Non, ma fille, tu n’iras pas danser

Publié le par G&S

de Christophe Honoré

                                                                      

D’ordinaire, je vous parle de films dont j’ai apprécié les qualités et que j’ai aimés. Aujourd’hui, j’attire votre attention sur un film dont je me disais à la sortie : « Un très grand film, que je n’aime pas du tout ».

Oui, à la réflexion, ce me semble un film important, sur lequel j’aimerais avoir votre avis si vous le voyez. Je ne le conseille à personne, car c’est assez dur et très loin de ma conception de l’existence.

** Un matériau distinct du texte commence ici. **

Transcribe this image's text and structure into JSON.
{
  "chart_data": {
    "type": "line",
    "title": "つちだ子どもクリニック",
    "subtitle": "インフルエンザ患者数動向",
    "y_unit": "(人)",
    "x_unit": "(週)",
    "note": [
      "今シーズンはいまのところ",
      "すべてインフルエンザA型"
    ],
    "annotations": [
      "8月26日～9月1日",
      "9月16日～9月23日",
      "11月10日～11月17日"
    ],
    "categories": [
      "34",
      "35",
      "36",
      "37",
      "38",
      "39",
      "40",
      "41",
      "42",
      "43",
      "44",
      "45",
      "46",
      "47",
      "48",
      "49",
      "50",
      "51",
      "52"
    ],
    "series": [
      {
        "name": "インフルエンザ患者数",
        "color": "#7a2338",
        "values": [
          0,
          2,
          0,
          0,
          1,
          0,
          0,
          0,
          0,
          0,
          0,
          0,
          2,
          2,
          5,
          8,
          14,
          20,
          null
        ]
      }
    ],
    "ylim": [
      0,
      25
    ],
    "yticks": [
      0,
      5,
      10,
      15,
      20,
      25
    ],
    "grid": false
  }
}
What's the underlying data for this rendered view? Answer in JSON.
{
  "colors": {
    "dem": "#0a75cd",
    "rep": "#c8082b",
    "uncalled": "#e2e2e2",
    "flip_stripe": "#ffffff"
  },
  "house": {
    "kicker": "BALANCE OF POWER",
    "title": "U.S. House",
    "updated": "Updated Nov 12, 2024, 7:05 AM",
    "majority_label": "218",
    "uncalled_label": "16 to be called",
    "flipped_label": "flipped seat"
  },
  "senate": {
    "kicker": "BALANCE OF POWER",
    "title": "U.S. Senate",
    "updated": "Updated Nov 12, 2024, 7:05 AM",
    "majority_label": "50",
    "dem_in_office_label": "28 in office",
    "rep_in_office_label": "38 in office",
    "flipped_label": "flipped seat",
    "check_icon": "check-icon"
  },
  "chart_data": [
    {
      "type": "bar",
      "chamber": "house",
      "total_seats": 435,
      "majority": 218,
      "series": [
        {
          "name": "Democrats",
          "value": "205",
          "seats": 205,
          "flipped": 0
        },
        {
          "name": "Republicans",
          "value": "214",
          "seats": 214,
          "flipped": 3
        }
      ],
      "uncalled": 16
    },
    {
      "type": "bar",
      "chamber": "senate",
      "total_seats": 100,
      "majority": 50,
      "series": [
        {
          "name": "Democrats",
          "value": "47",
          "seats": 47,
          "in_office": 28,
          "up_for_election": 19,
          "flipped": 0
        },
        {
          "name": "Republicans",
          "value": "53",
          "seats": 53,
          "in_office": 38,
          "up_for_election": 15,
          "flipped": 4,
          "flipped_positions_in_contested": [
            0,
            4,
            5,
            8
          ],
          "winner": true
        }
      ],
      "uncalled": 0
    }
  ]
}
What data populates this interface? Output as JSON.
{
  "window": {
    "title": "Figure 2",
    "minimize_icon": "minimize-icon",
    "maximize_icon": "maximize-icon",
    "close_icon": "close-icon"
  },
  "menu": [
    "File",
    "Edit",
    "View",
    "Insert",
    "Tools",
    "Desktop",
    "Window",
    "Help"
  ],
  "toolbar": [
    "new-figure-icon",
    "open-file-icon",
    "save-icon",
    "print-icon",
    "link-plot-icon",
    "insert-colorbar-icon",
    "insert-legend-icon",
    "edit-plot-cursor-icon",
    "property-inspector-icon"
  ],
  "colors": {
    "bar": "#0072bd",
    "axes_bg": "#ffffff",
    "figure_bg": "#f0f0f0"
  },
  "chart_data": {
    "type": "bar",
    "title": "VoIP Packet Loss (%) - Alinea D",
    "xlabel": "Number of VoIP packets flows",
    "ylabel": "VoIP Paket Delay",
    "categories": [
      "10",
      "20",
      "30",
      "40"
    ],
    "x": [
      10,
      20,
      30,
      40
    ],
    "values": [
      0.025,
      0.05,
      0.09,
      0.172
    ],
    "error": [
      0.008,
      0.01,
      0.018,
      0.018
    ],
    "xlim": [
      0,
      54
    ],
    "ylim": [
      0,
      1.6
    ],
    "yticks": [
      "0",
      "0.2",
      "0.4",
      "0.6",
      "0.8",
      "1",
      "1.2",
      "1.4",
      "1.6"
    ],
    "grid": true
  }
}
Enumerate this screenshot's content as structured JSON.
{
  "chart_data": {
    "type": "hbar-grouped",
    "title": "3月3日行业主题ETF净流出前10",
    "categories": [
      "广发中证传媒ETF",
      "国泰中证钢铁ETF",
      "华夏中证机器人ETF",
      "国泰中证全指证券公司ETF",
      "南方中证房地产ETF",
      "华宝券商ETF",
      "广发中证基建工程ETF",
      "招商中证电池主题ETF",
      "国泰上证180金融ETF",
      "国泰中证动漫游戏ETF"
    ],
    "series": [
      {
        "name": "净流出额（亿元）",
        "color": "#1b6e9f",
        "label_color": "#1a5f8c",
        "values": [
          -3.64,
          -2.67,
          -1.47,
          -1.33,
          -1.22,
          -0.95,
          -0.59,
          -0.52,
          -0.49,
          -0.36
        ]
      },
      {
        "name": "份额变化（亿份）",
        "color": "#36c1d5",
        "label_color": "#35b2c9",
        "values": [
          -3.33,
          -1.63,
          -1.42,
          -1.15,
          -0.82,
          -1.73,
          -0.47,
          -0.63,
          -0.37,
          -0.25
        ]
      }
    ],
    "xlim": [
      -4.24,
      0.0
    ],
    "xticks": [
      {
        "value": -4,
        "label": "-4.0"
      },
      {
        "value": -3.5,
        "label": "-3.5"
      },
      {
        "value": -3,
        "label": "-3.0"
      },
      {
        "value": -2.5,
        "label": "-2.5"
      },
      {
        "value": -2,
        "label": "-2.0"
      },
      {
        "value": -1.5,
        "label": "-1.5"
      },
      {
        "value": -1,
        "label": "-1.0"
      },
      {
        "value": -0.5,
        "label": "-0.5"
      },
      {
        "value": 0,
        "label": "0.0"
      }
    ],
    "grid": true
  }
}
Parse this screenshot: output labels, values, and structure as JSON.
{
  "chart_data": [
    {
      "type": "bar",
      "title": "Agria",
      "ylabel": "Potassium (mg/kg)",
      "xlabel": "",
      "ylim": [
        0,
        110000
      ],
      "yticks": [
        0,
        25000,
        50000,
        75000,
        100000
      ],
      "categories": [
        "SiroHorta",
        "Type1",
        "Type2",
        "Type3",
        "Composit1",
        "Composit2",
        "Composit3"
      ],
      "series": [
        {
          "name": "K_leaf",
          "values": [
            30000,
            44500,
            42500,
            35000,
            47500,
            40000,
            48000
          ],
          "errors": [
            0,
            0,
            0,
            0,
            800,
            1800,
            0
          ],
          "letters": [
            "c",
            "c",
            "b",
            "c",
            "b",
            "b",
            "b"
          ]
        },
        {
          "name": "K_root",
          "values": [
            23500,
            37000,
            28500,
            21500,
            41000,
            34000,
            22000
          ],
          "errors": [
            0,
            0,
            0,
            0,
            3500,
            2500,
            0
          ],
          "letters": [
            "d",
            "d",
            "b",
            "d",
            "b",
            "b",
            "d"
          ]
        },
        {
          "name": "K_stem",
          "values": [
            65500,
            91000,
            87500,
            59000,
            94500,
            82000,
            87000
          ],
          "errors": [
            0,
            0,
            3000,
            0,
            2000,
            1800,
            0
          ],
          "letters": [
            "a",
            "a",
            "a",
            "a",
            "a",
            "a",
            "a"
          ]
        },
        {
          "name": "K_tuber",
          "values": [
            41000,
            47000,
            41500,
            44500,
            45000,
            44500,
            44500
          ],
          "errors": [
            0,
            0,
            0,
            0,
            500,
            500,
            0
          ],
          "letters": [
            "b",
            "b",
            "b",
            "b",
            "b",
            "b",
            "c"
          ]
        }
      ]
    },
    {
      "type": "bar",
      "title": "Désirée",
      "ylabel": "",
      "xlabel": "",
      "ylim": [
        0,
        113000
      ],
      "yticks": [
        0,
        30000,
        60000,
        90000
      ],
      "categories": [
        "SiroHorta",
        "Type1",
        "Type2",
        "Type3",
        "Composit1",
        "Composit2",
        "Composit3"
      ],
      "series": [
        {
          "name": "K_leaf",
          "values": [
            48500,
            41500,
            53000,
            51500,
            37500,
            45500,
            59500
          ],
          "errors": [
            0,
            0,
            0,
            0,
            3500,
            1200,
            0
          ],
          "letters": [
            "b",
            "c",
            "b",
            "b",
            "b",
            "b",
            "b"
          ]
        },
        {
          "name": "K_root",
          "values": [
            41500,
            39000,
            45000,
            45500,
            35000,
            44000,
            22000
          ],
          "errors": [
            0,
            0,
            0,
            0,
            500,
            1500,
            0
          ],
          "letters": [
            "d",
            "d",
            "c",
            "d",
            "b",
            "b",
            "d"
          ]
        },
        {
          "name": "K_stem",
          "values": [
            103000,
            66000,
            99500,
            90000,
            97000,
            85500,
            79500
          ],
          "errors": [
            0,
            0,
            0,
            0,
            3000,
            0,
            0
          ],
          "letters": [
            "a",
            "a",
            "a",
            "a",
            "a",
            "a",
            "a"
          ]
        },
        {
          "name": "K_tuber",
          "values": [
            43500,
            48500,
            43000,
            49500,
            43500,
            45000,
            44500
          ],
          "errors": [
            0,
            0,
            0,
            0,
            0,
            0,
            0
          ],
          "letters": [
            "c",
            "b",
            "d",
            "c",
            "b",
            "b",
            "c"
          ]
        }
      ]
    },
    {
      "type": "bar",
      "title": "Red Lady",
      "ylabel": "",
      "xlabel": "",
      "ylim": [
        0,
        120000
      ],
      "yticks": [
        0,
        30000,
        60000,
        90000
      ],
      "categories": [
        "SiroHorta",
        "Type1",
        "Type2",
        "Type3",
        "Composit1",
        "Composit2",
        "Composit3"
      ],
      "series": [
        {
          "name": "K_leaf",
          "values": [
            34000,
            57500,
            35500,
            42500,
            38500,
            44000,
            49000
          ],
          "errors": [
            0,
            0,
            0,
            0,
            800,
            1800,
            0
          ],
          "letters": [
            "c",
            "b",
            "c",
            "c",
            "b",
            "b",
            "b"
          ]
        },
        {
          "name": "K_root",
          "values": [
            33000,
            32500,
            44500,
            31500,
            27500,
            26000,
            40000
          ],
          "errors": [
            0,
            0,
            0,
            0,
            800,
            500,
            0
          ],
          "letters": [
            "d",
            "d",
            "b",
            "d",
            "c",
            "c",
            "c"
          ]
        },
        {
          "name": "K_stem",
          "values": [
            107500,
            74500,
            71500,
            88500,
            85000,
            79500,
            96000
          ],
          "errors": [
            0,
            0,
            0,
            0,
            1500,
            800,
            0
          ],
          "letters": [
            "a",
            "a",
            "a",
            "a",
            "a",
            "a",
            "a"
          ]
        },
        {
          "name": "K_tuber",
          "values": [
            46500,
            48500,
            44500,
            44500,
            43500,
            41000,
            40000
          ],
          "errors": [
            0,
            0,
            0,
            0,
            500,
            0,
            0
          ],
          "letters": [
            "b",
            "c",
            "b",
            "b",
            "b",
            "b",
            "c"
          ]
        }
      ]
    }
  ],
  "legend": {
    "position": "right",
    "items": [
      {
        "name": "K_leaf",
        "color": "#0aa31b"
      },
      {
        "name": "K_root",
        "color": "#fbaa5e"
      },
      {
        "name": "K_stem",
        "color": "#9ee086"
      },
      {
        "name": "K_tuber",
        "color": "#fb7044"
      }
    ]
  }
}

Mais c’est ce qui en fait l’importance, du point de vue philosophique et du point de vue psychologique. Peut-être le film qui va le plus loin sur la difficulté d’exister, de se trouver dans le monde actuel. En particulier sans doute pour une femme : le personnage principal, Léna, très bien interprétée par Chiara Mastroianni. Difficulté à se situer dans les relations familiales (déjà abordées par Arnaud Desplechin dans « Conte de Noël »). Difficultés à se situer dans une vie de couple. Difficulté à se situer par rapport à ses enfants (cf déjà entre autres « Libero » de Kim Rossi Stuart, 2006). L’enfermement en soi, le désir absolu de se trouver soi-même sans aucune contrainte (L’amant lui-même, joué par Louis Garrel, va jusqu’à affirmer : « On ne peut pas vivre sans être prêt à renoncer »), l’incapacité à toute relation vraie, ont rarement, me semble-t-il, été montré si fortement (En France, car il y a eu auparavant toute l’œuvre de Bergman). Le film soulève donc une question radicale : ce n’est ni la famille, ni la relation homme-femme, ni bien sûr la crise économique, qui sont la difficulté centrale de la modernité, mais la capacité à devenir soi-même, sans rejeter la culpabilité sur qui que ce soit d’autre que soi. Qu’en pensez-vous ?

Ce film m’importe pour une seconde raison.

Le diable est très présent dans ce film, et en particulier dans la légende bretonne (admirablement filmée) qui est au cœur du film et s’y présente comme une clef d’interprétation. Dans un monde sans Dieu, évidence culturelle de la modernité, le diable aurait-il la vie plus dure ? Dans sa soif de devenir soi-même, c’est-à-dire de trouver l’absolu, de se trouver comme absolu, l’être humain ne pourrait-il que rencontrer la face obscure de la vie spirituelle ? Dans ses films précédents Christophe Honoré était déjà pessimiste sur la condition humaine. Est-il celui qui exprime aujourd’hui le mieux en France le nihilisme comme philosophie caractéristique de notre société ?

Voici quelques questions jetées à chaud (j’ai quitté la salle il y a une heure).

Que cela ne vous empêche pas de voir d’autres films : j’ai beaucoup aimé « Les regrets » de Cédric Kahn (Valeria Bruni-Tedeschi y est remarquable), « Rien de personnel » avec Jean-Pierre Darroussin), « L’armée du crime » de Guédiguian et « A propos d’Elly », film iranien d’Ashgar Farhadi, tous films de qualité pour des raisons diverses.